- Iwan Bunin
„Wahrscheinlich hat jeder von uns eine besonders teure Erinnerung an die Liebe oder eine besonders schmerzliche Liebessünde“, meinte der Nobelpreisträger Iwan Bunin. Um diese Erinnerungen der Nachwelt zu hinterlassen, teilte Bunin sie mit seinen Lesern. Seine charakteristische Sammlung von Kurzgeschichten mit dem Titel Dunkle Alleen ist wahrscheinlich die reichhaltigste Schilderung romantischer Beziehungen und körperlicher Liebe in der Geschichte der klassischen russischen Literatur.

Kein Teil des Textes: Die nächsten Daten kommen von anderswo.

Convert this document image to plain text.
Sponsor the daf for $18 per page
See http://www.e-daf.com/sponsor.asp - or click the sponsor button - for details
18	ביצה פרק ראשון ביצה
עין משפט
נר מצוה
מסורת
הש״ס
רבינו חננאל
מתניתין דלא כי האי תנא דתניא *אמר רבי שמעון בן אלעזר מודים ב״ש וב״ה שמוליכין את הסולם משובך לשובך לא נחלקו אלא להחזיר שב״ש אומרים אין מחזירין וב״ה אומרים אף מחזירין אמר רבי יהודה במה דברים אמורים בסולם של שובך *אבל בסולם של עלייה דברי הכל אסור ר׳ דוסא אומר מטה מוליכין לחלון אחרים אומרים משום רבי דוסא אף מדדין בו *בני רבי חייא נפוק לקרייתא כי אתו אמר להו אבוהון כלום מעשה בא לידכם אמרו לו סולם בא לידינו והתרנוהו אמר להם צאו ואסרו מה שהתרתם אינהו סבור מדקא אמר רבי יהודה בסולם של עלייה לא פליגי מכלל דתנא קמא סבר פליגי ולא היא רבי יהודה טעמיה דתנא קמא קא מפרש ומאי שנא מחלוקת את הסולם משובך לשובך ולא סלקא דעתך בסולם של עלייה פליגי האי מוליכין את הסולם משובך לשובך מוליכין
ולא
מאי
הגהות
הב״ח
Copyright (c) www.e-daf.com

In Dunkle Alleen hat Bunin Lust, Vergnügen und Leidenschaft auf eine neue Stufe gehoben. Allerdings werden Sie in den Geschichten, die in den 1943 veröffentlicht wurden, keine schmutzigen Sexszenen oder Darstellungen eines vollzogenen Geschlechtsaktes finden. Bunin interessierte sich vor allem für das, was „vor und nach“ dem Sex passiert.
„Er küsste sanft ihre heiße Wange – sie erwiderte den Kuss nicht und er glaubte, dass sie ihm stillschweigend ihre Zustimmung zu allem gab, was folgen könnte. Er spreizte ihre Beine, ihre zarte, heiße Wärme – sie seufzte nur im Schlaf, streckte sich kraftlos und warf ihre Hand hinter ihren Kopf...“
>>> 5 Fakten über Iwan Bunin, den ersten russischen Literaturnobelpreisträger
- Nikolai Karamsin
Karamsin schrieb Die arme Lisa 1792, kurz nachdem er von einer langen Auslandsreise zurückgekehrt war. Er war seiner Zeit in Sachen menschliche Gefühle weit voraus und würzte die ernste russische Literatur mit einer gesunden Portion Sentimentalität. Karamsin war der erste, der zeigte, dass menschliche Schwächen und Leidenschaften das Mitgefühl und die Unterstützung der Leser verdienen. Dies gilt umso mehr, wenn junge Frauen in eine Liebesfalle geraten.
Ein wohlhabender Adliger verführt das 17-jährige Bauernmädchen Lisa:
Erast fühlte eine außergewöhnliche Erregung in seinem Blut – nie schien Lisa ihm so charmant, nie berührten ihn ihre Liebkosungen so sehr, nie waren ihre Küsse so feurig. Sie wusste nichts, vermutete nichts, hatte Angst vor irgendetwas. Die Dunkelheit des Abends nährte Wünsche – kein einziger Stern leuchtete am Himmel, kein Strahl konnte die Täuschung erhellen .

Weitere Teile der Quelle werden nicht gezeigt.